03/03/2021
Episode #25 Slothful Titans of the Tar Pits with Emily Lindsey
Emily Lindsey is a paleoecologist who's been fascinated with giant ground sloths since the beginning of her career. She is now a curator and excavation director at the La Brea Tar Pits in LA!
Emily Lindsey
Assistant Curator and Excavation Site Director at the La Brea Tar Pits and Museum
Emily fought becoming a Paleo Nerd but eventually, she gave in. She thought paleontology was restricted to naming new dinosaurs and focused on modern ecology instead but kept sneaking off to archeology digs. On one of these digs in a Patagonian cave, 10 human skeletons were found along with extinct large mammals including the fascinating large ground sloths. Who knew ground sloth dermal ossicles could change someone's life! When Emily realized the modern ecology theories she'd been studying could be applied to the past, she was hooked on paleontology and began her love affair with ground sloths and Pleistocene ecology. In grad school, Emily's fieldwork brought her to Ecuador where she began work on the Santa Elena Tar Pits which got her connected to the La Brea Tar Pits.
At the Tar Pits, Emily is most interested in asking "What did La Brea look like at the beginning of the Holocene, after the huge extinction event at the end of the Rancholabrean Land Mammal Age?" Emily has been working on this question with Episode 22's Regan Dunn. Some of the stars of the Los Angeles' La Brea Tar Pit include Zed the mammoth (discovered during the construction of LA's new art museum), but Emily's stuck with giant ground sloths throughout her paleo career.
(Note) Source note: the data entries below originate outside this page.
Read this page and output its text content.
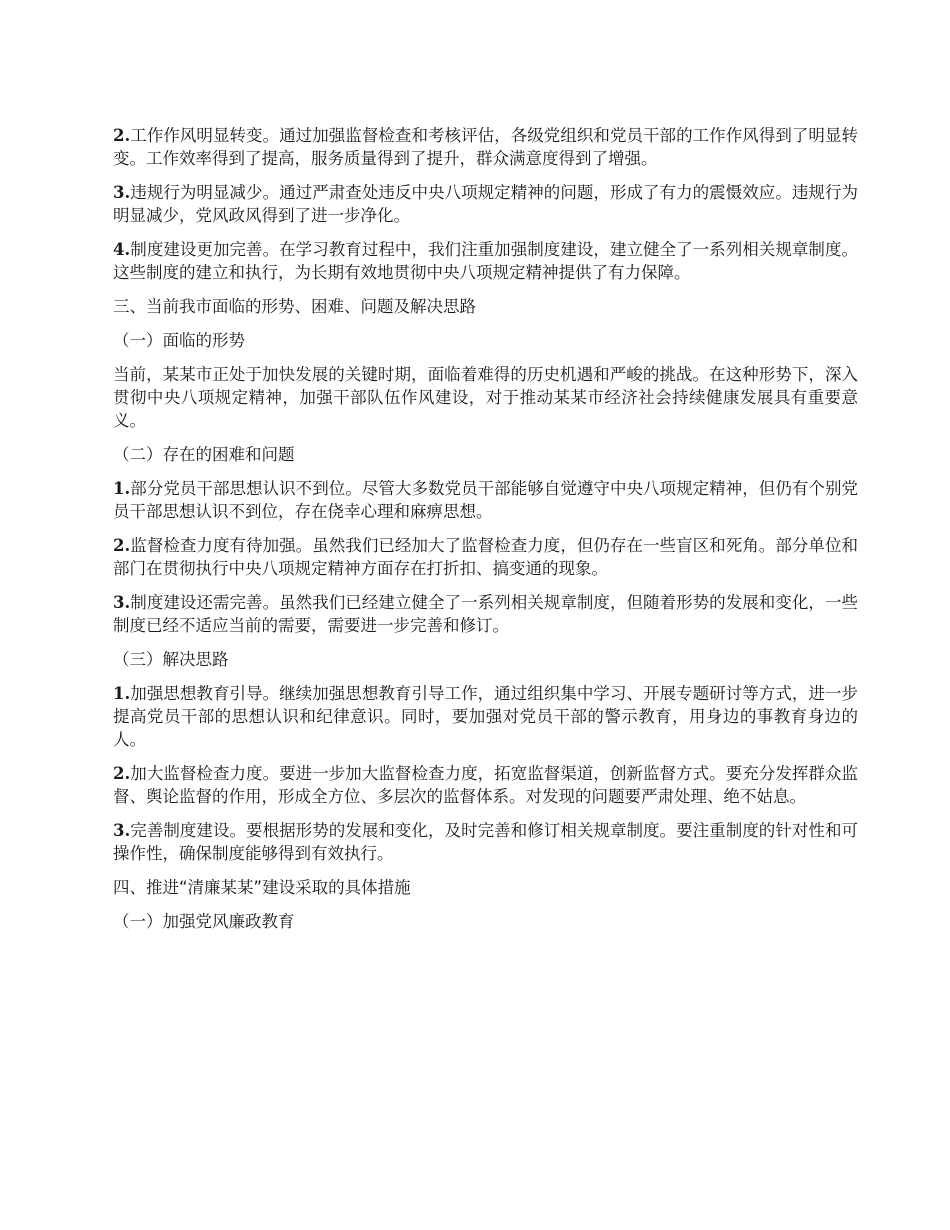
2.工作作风明显转变。通过加强监督检查和考核评估，各级党组织和党员干部的工作作风得到了明显转变。工作效率得到了提高，服务质量得到了提升，群众满意度得到了增强。

3.违规行为明显减少。通过严肃查处违反中央八项规定精神的问题，形成了有力的震慑效应。违规行为明显减少，党风政风得到了进一步净化。

4.制度建设更加完善。在学习教育过程中，我们注重加强制度建设，建立健全了一系列相关规章制度。这些制度的建立和执行，为长期有效地贯彻中央八项规定精神提供了有力保障。

三、当前我市面临的形势、困难、问题及解决思路

（一）面临的形势

当前，某某市正处于加快发展的关键时期，面临着难得的历史机遇和严峻的挑战。在这种形势下，深入贯彻中央八项规定精神，加强干部队伍作风建设，对于推动某某市经济社会持续健康发展具有重要意义。

（二）存在的困难和问题

1.部分党员干部思想认识不到位。尽管大多数党员干部能够自觉遵守中央八项规定精神，但仍有个别党员干部思想认识不到位，存在侥幸心理和麻痹思想。

2.监督检查力度有待加强。虽然我们已经加大了监督检查力度，但仍存在一些盲区和死角。部分单位和部门在贯彻执行中央八项规定精神方面存在打折扣、搞变通的现象。

3.制度建设还需完善。虽然我们已经建立健全了一系列相关规章制度，但随着形势的发展和变化，一些制度已经不适应当前的需要，需要进一步完善和修订。

（三）解决思路

1.加强思想教育引导。继续加强思想教育引导工作，通过组织集中学习、开展专题研讨等方式，进一步提高党员干部的思想认识和纪律意识。同时，要加强对党员干部的警示教育，用身边的事教育身边的人。

2.加大监督检查力度。要进一步加大监督检查力度，拓宽监督渠道，创新监督方式。要充分发挥群众监督、舆论监督的作用，形成全方位、多层次的监督体系。对发现的问题要严肃处理、绝不姑息。

3.完善制度建设。要根据形势的发展和变化，及时完善和修订相关规章制度。要注重制度的针对性和可操作性，确保制度能够得到有效执行。

四、推进“清廉某某”建设采取的具体措施

（一）加强党风廉政教育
Giant ground sloths are very different than their modern counterparts, some genera like Megatherium and Eremotherium could grow as big as African elephants! Although we're down to two modern genera, there were many different genera in the past, partially due to South America being isolated for 60 million years. Sloths are unique to North America, and Megalonyx was even described by Thomas Jefferson! The recent discovery of cave paintings depicting ground sloths gives a little more credibility that the Brazilian mythical monster, Mapinguari is a possible cultural memory of human's coexistence with ground sloths.
Sloths are so cool, members of the Smithsonian even formed The Megatherium Club, a gentlemen's club for the armchair scientists of the 1800s.
Check out Emily's Sloth Q&A!
Some of Emily's work has helped refine NALMAs or North American Land Mammal Ages, a form of biostratigraphy that uses the actual fossils that you find at particular sites to define the age of the site. Each age is named for the type locality (the first place it's defined). At the Tar Pits, Emily works in the Rancholabrean Land Mammal Age which ends at 11,000 years ago, and Emily's team defined two new Land Mammal Ages within the Holocene: the Santa Rosean (defined by the first radiocarbon-dated human remains) and the Santa Augustinean.
Paleo News: Embryonic Tyrannosaur! Ray draws a Thalattosaur, see more on his Instagram, and learn more about the Oregon Thalattosaur discovered by Greg Carr and Episode #8's Pat Druckenmiller.
Ray educates Dave on the history of horses the Americas.